Local government minister admits that Croydon’s finances ‘are not small problems to deal with’

Questions in the House: Croydon East MP Natasha Irons spoke of the council’s ‘broken finances’

Natasha Irons, the Labour MP for Croydon East, yesterday made an 11th-hour plea to government ministers to act to salvage something from the wreckage of Croydon Council, after a decade and a half of austerity and crass mismanagement.

Irons, who was elected to parliament at last July’s General Election, was speaking in a Commons debate on local authority funding, where she and other backbench MPs from across the country made similar points about how unfair funding had seen savage cuts to local services since 2010.

Tomorrow, Chancellor of the Exchequer Rachel Reeves is due to deliver a spending review, although few in Westminster believe that she will wave a magic wand to solve the composite issues across housing, adult and children’s social care that have steadily worsened during a decade and a half of austerity.

Questioning Jim McMahon, the Minister for Local Government, Irons told the House: “Despite an increase in Council Tax of 27% since 2022…,” (it is actually 27% since 2023 under Tory Mayor Jason Perry; the previous Labour council administration increased Council Tax by 5% in 2022), “… £136million in exceptional financial support this year and brutal cuts to services, Croydon Council’s finances remain broken.

“As an outer London borough with inner London problems, Croydon has historically not received the funding it needs to cover the costs for demand-led services like temporary accommodation.

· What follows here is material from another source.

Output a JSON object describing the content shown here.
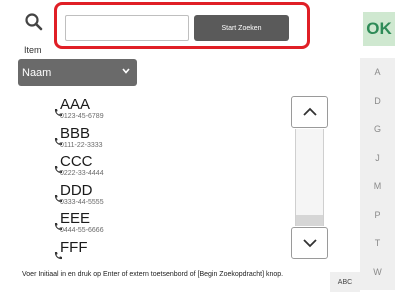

So even if Croydon’s debt was wiped out, it would still need exceptional financial support.

“Will the Minister outline how councils like Croydon will get the resources they need to meet the complex challenges they face and provide the frontline services that our communities deserve?”

It was almost as if Irons, previously a Labour councillor in Merton, had briefed herself with materials from the “Fund Croydon Fairly” campaign which led the challenge to Tory Mayor Jason Perry’s 15% Council Tax hike in 2023, while her Labour councillor colleagues in Croydon abstained.

Croydon Council first declared itself effectively bankrupt in November 2020, after six years of a Labour-run council, issuing its first Section 114 Notice.

Croydon has since issued another two S114s, a worse record than any other local authority in the country. Insiders suggest that were it not for the new Labour government preferring to avoid councils issuing such public distress signals, Croydon’s fourth S114 might have been issued late last year, until the latest, record £136million bail-out was agreed in February.

McMahon, in his Commons response to Irons yesterday, held out little new hope for Croydon.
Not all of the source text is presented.